I have the following code below which I have based on the github Stanford CoreNLP tests and various examples, but everything I've found has completed sentiment analysis only computes the sentiment for individual sentences. But I want the overall tweet's sentiment regardless of how many sentences are in it.

The only other way I can think of doing this is creating a separate thread for a SentimentPipeline.main(String[]) and feeding the text to stdin and collecting the overall sentiment in sdout. I would prefer just being able to use my code to make it simpler/more efficient, but I haven't found anything.

Also, I don't want to do a system call to a jar like most people do as I will be doing millions of tweets per day.

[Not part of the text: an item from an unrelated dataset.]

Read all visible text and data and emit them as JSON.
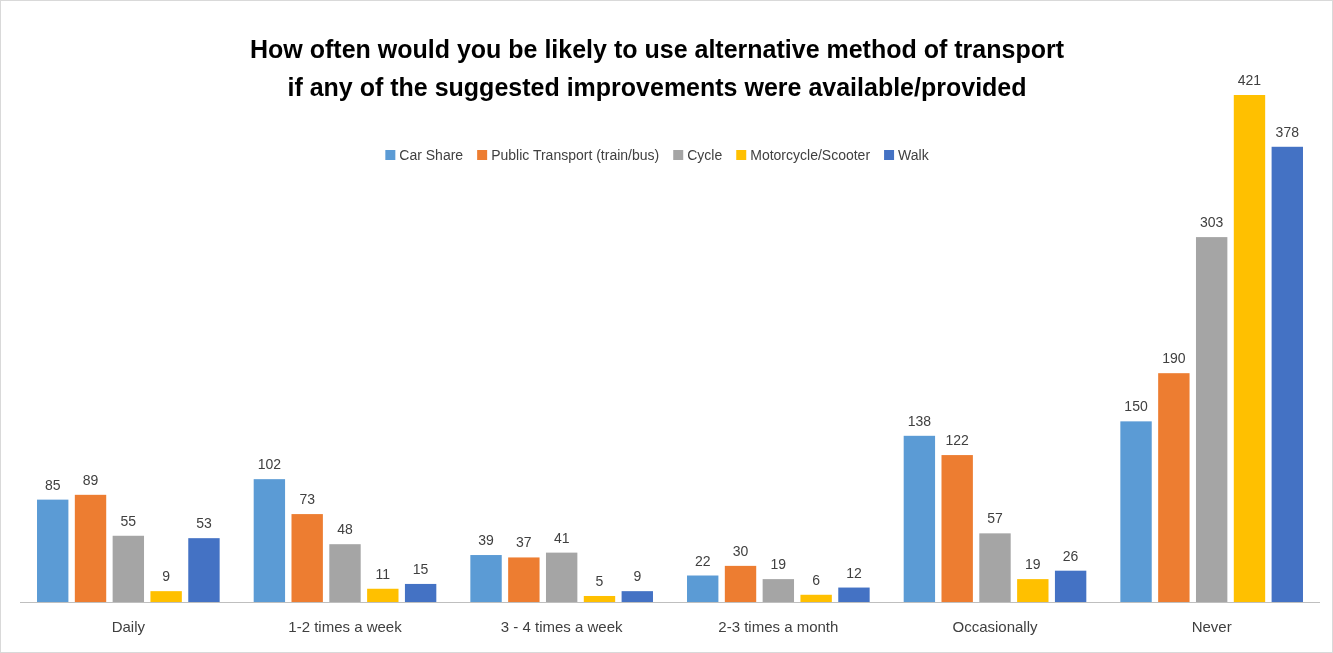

The overhead would be too great loading the resources each time.

Annotation document = new Annotation(text);
pipeline.annotate(document);

List<CoreMap> sentences = document.get(SentencesAnnotation.class);
        String output;
        for (CoreMap sentence : sentences) {
            // traversing the words in the current sentence a CoreLabel is a CoreMap with additional token-specific methods
             output = "";
            for (CoreLabel token : sentence.get(TokensAnnotation.class)) {

                // this is the text of the token
                String word = token.get(TextAnnotation.class);

                // this is the Parts Of Speech tag of the token (noun, verb, adjective etc)
                // String pos = token.get(PartOfSpeechAnnotation.class);

                // this is the NER label of the token
                String ne = token.get(NamedEntityTagAnnotation.class);
                if (!ne.contentEquals("O")) {
                    output = output + (ne + " " + word + " ");
                }
            }

            //**************Sentiment Analysis 
            Tree tree = sentence.get(SentimentCoreAnnotations.AnnotatedTree.class);
             String sentiment = RNNCoreAnnotations.getPredictedClass(tree);

Solution

  • The sentiment analysis toolkit in stanford corenlp is trained on a sentence-level data set. If you need a document-level sentiment engine, I think training a new model on documents is a better choice. You can also try to process the sentences one by one, and use some tricky methods (such as average, max) as your baselines to test how it works.